The record had finished ages ago and Sally found herself in a trance, stroking her feather duster.

‘Hello?' She hoped it wasn't Karla again, trying to persuade her.

It was a funny voice. Queer-sounding. ‘Is that Colin's grandmother I'm speaking to?'

Her heart started thumping. ‘It is. Is he all right?'

‘Oh, he's all right, all right,' said the tight, brusque voice at the other end. ‘I just thought I'd ring you and tell you what he's been up to.' Something malicious in that tone, Sally thought. She didn't trust this person one bit.

‘Who is this, please?'

‘I'm Rafiq,' said the voice quickly. ‘I'm Colin's so-called best friend.'

‘Oh, you're Raf,' Sally said, cupping the receiver and squinting. He sounded to her like a spiteful girl. ‘Well, what's happened to Colin? He's not in trouble, is he?'

‘Only with me,' Raf sighed.

Sally felt her hackles rising. ‘Are you going to tell me about it or not, Rafiq?' There was odd chatter in the background at his end. It sounded like he was in a shop of some kind.

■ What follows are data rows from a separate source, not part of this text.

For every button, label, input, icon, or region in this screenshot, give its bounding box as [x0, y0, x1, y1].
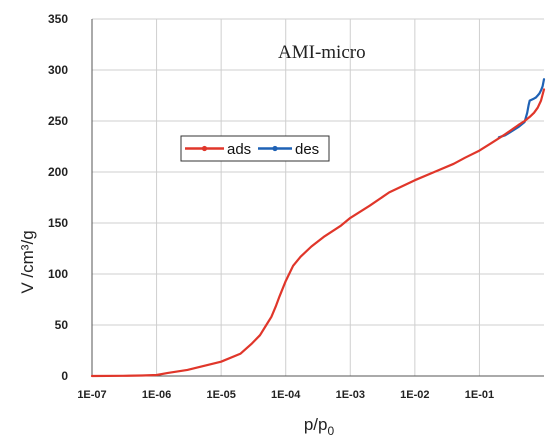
y-tick-label: 350 [48, 12, 68, 26]
series-lines [90, 78, 546, 378]
gridlines [91, 18, 544, 377]
x-axis-label-main: p/p [304, 415, 328, 434]
x-tick-label: 1E-02 [400, 389, 429, 401]
chart-annotation: AMI-micro [278, 42, 366, 63]
legend-ads-label: ads [227, 141, 251, 158]
y-tick-label: 100 [48, 267, 68, 281]
x-tick-label: 1E-07 [77, 389, 106, 401]
x-axis-label-subscript: 0 [327, 424, 334, 438]
y-tick-label: 200 [48, 165, 68, 179]
series-line-ads [90, 88, 546, 378]
y-axis-label: V /cm³/g [18, 230, 37, 293]
y-tick-label: 250 [48, 114, 68, 128]
legend: ads des [180, 135, 330, 162]
x-tick-label: 1E-06 [142, 389, 171, 401]
legend-box [180, 135, 330, 162]
y-tick-labels: 0 50 100 150 200 250 300 350 [48, 12, 68, 383]
y-tick-label: 50 [55, 318, 69, 332]
y-tick-label: 0 [61, 369, 68, 383]
y-tick-label: 150 [48, 216, 68, 230]
y-tick-label: 300 [48, 63, 68, 77]
x-tick-label: 1E-05 [206, 389, 235, 401]
x-tick-labels: 1E-07 1E-06 1E-05 1E-04 1E-03 1E-02 1E-01 [77, 389, 494, 401]
x-axis-label: p/p0 [304, 415, 335, 438]
legend-ads-marker [201, 145, 208, 152]
x-tick-label: 1E-04 [271, 389, 301, 401]
legend-des-label: des [295, 141, 319, 158]
x-tick-label: 1E-03 [336, 389, 365, 401]
x-tick-label: 1E-01 [465, 389, 494, 401]
series-line-des [497, 78, 546, 139]
legend-des-marker [272, 145, 278, 152]
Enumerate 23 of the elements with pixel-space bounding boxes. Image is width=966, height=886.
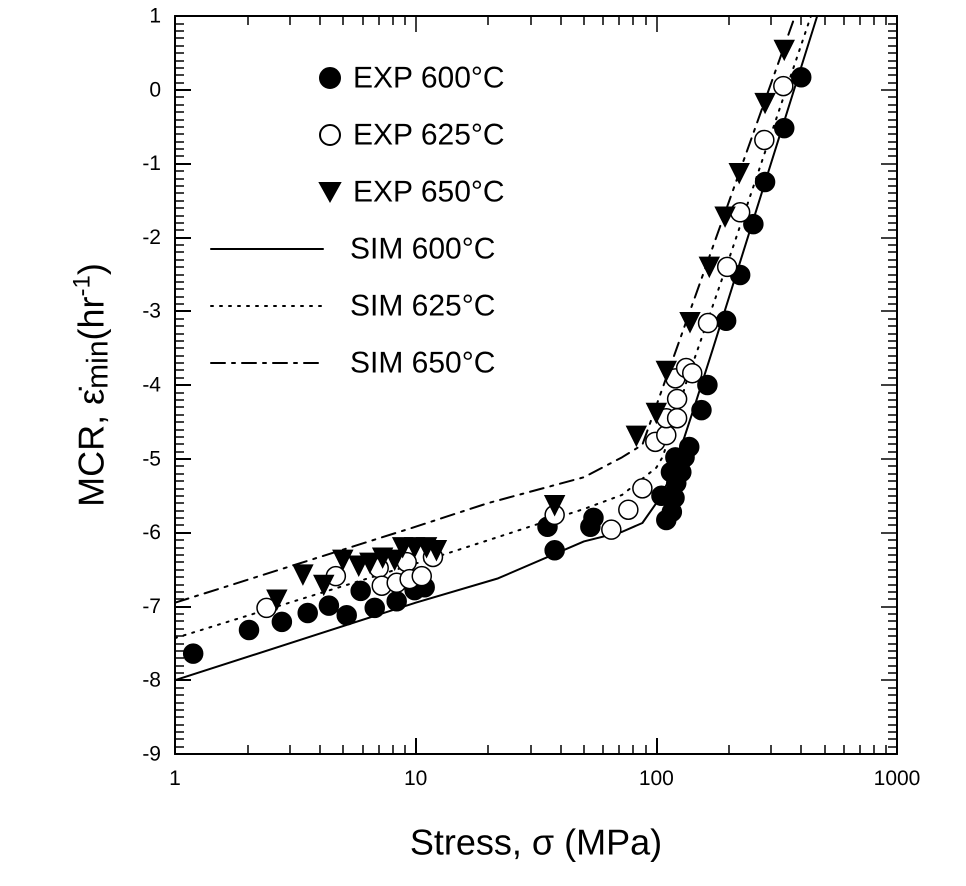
legend-label: EXP 625°C bbox=[353, 118, 505, 152]
legend-label: EXP 600°C bbox=[353, 62, 505, 94]
y-tick-label: 0 bbox=[149, 78, 161, 102]
y-tick-label: -7 bbox=[142, 594, 161, 618]
y-tick-label: -8 bbox=[142, 668, 161, 692]
x-tick-label: 100 bbox=[638, 767, 674, 790]
x-tick-label: 1 bbox=[169, 767, 181, 790]
legend-label: SIM 625°C bbox=[350, 290, 496, 322]
x-axis-title: Stress, σ (MPa) bbox=[410, 822, 662, 862]
legend-label: SIM 600°C bbox=[350, 232, 496, 266]
x-tick-label: 10 bbox=[404, 767, 428, 790]
y-tick-label: -9 bbox=[142, 742, 161, 766]
y-axis-title: MCR, ε̇min(hr-1) bbox=[68, 263, 114, 507]
legend-label: EXP 650°C bbox=[353, 176, 505, 208]
y-tick-label: -4 bbox=[142, 374, 162, 396]
y-tick-label: -2 bbox=[142, 226, 161, 249]
y-tick-label: -3 bbox=[142, 300, 161, 323]
legend-label: SIM 650°C bbox=[350, 346, 496, 380]
y-tick-label: -1 bbox=[142, 152, 161, 176]
y-tick-label: -6 bbox=[142, 521, 161, 544]
y-tick-label: -5 bbox=[142, 447, 161, 470]
y-tick-label: 1 bbox=[149, 4, 161, 28]
x-tick-label: 1000 bbox=[874, 767, 920, 790]
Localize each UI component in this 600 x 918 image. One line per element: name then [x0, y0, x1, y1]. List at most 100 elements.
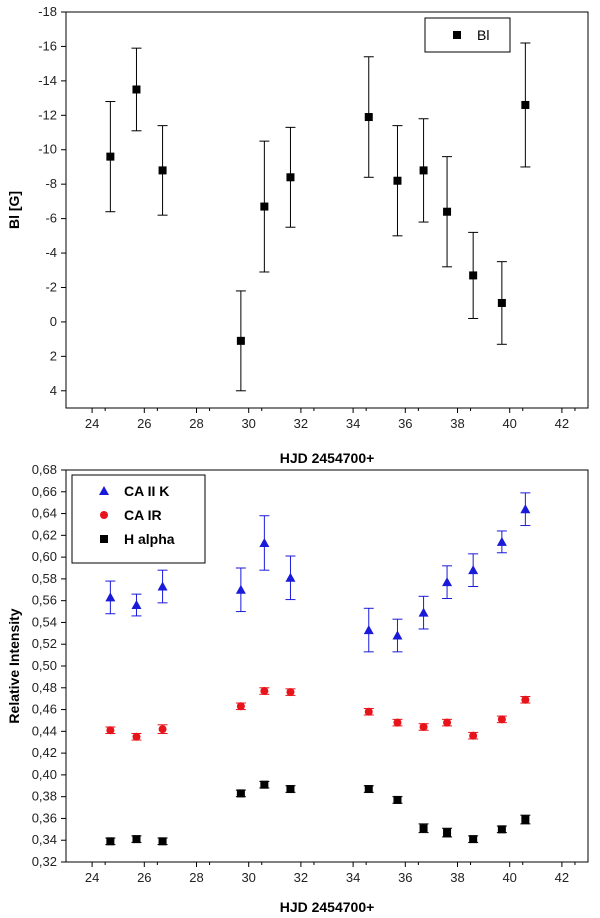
data-point — [442, 577, 453, 587]
legend: CA II K CA IR H alpha — [71, 474, 206, 564]
y-tick-label: 4 — [50, 383, 57, 398]
y-tick-label: 0,66 — [32, 484, 57, 499]
series-h-alpha — [105, 780, 531, 846]
legend-label: Bl — [477, 27, 489, 43]
data-point — [106, 837, 115, 846]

‘Your grandson is a real slut,' Raf said at last. ‘He makes out he's better than everyone and me and that I'm the dirty one. But at least I was home in my own bed last night. Do you know what he did last night? He was doing everything he could to schmooze round that Lance Randall off the telly. We were up in his flat and Colin got as drunk as he possibly could and then he was all over the fella. It was downright embarrassing. He made a right show of himself and I'm ashamed to call him my mate. Me and my friend Vicki had to
leave, we were that taken aback. Well, your grandson stayed there. In that flat. I thought I'd better let you know, in case you were bothered. But that's where he is. Hobnobbing with the stars. I expect we'll see him in HIYA magazine next.'

Eventually Raf ran out of steam.

‘Well?' he said. ‘What do you think of that?'

Sally was pursing her lips. ‘Did you ring me up to give an old woman a nasty shock?'

‘Pardon?'

‘And you call yourself Colin's best friend?'

‘I am! That's why I'm telling you …'

‘Stop it. I don't want to hear any more from you. You sound like a nasty, spiteful boy. I shall tell our Colin what you've done. How you tried to mix it and make trouble for him.'

‘What? But he's a star-fucker! A tuft-hunter! He'd sleep with anything that's been on the telly!'

‘That's got nothing to do with me. Or you,' said Sally calmly. ‘I'll thank you not to ring me again in future.' With that, she slammed down the phone.

Then she bit her lip. Oh, Colin. What have you been up to now?